Si, après de nombreuses tentatives, la personne ayant commis les torts refuse toujours de se responsabiliser, il est possible d’entamer un processus sans elle. Des démarches de soutien peuvent être mises en place pour accompagner celles et ceux qui ont subi la violence, et permettre des réparations, même sans la participation de l’auteur-e des torts. La guérison ne dépend pas de la volonté de l’autre de se responsabiliser, même si, bien sûr, il est essentiel que la violence cesse pour permettre ce processus. Dans cette situation, l’accent peut être mis sur le travail avec la communauté et la personne touchée pour les accompagner dans leur parcours de guérison et d’apprentissage. 

Et si la personne qui a vécu les torts ne veut pas participer au processus de responsabilité?

Il arrive parfois que la personne ayant subi les torts ne souhaite pas participer au processus de responsabilité. Elle peut ne pas voir en quoi ce processus lui serait bénéfique ou penser qu’il est surtout orienté vers la responsabilisation de la personne ayant commis les torts, sans lui offrir de soutien direct. Elle peut aussi préférer se concentrer sur d’autres priorités et ne pas vouloir raviver des blessures, ou encore trouver injuste de devoir investir du temps et des efforts pour guérir de torts dont elle n’est pas responsable. De plus, elle peut éprouver de la honte d’avoir vécu cette violence et craindre d’être reconnue publiquement, même auprès de ses proches ou dans sa communauté, comme une victime, et que ça nuise à sa réputation. Enfin, elle pourrait aussi être davantage en faveur d’une réponse punitive que d’une démarche de justice transformatrice. 

Toutefois, il est souvent pertinent de continuer à aborder la guérison, la responsabilité et la transformation, et de rappeler les bienfaits que ces démarches peuvent apporter. Il arrive que des moments spécifiques dans la vie d’une communauté génèrent une énergie collective propice à la guérison, dont la personne blessée pourrait bénéficier sans nécessairement s’impliquer pleinement. Parfois, simplement jeter un coup d'œil au processus peut aider, chacun-e avançant à son rythme et selon ses propres besoins. 

Afin de soutenir les personnes ayant vécu les torts dans cette démarche, il peut être utile de leur proposer des formes de soutien et d’accompagnement adaptées. On peut être créatif-ves dans les manières d’encourager une orientation vers la guérison, par exemple en mettant en place des espaces de parole, des ressources spécifiques, ou des pratiques collectives qui s’insèrent fluidement dans la dynamique communautaire.

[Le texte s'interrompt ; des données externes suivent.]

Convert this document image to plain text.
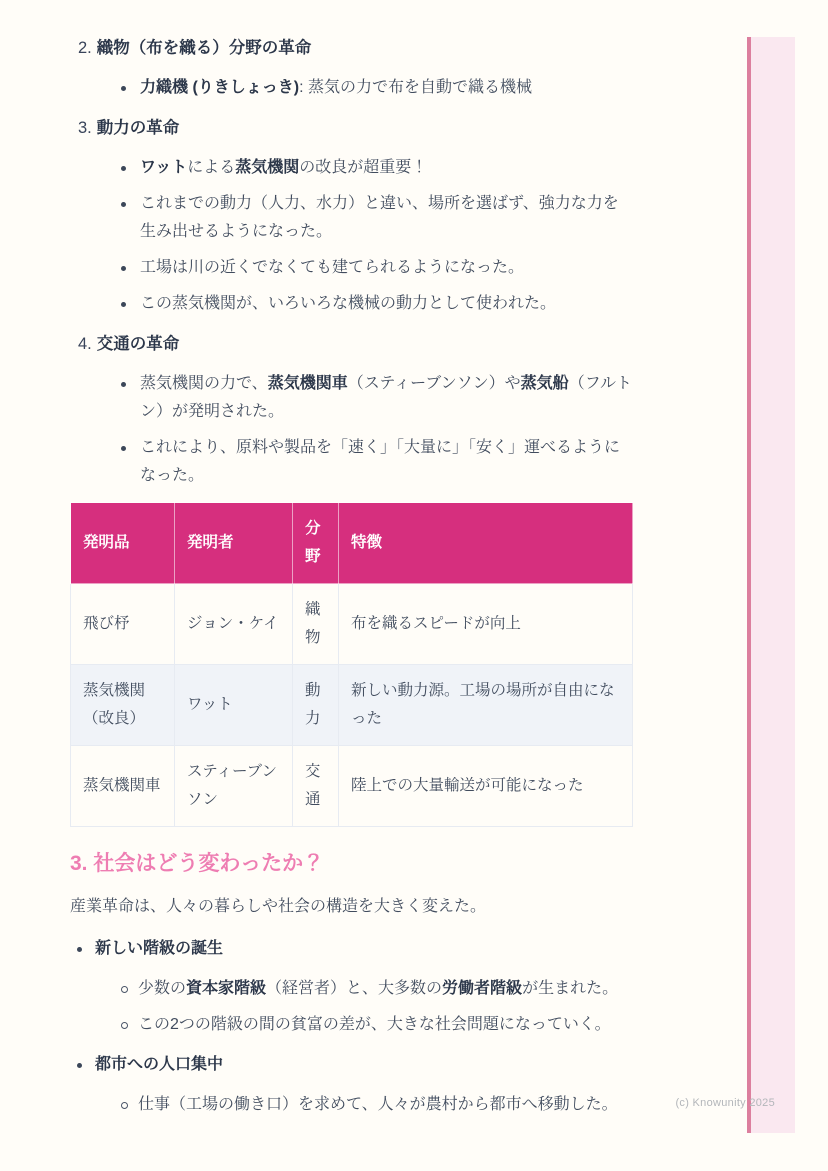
2. 織物（布を織る）分野の革命
力織機 (りきしょっき): 蒸気の力で布を自動で織る機械
3. 動力の革命
ワットによる蒸気機関の改良が超重要！
これまでの動力（人力、水力）と違い、場所を選ばず、強力な力を生み出せるようになった。
工場は川の近くでなくても建てられるようになった。
この蒸気機関が、いろいろな機械の動力として使われた。
4. 交通の革命
蒸気機関の力で、蒸気機関車（スティーブンソン）や蒸気船（フルトン）が発明された。
これにより、原料や製品を「速く」「大量に」「安く」運べるようになった。
発明品	発明者	分野	特徴
飛び杼	ジョン・ケイ	織物	布を織るスピードが向上
蒸気機関（改良）	ワット	動力	新しい動力源。工場の場所が自由になった
蒸気機関車	スティーブンソン	交通	陸上での大量輸送が可能になった
3. 社会はどう変わったか？

産業革命は、人々の暮らしや社会の構造を大きく変えた。

新しい階級の誕生
少数の資本家階級（経営者）と、大多数の労働者階級が生まれた。
この2つの階級の間の貧富の差が、大きな社会問題になっていく。
都市への人口集中
仕事（工場の働き口）を求めて、人々が農村から都市へ移動した。	(c) Knowunity 2025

Il est courant que la pression sociale soit plus forte sur la personne responsable des torts, pour qu’elle s’engage dans une transformation, alors que les survivant-es ne ressentent pas la même attente de participer activement à une démarche de guérison. Nous avons constaté combien il est important de respecter le rythme et les besoins des personnes  blessé·e·s et de reconnaître que les dynamiques de pouvoir et de pression sont inégales de part et d’autre. Même si leur engagement dans le processus n’est pas immédiat ou visible, il reste essentiel de les soutenir en affirmant notre présence, en leur montrant notre confiance en leur capacité de transformer et en adaptant le processus à leur rythme. 

Dans le cas où la personne ayant subi les torts ne souhaite pas participer directement, il est toujours possible de poursuivre le processus pour soutenir la transformation et la responsabilisation de l’auteur-e des torts. On peut rassembler des informations sur les histoires et les dynamiques problématiques pour créer un plan de transformation adapté. Si désiré, des réparations peuvent être offertes à la communauté et qui répondent à des besoins collectifs. La justice transformatrice vise en fin de compte à renforcer la résilience de toute la communauté, même lorsque les chemins empruntés par chacun-e sont différents.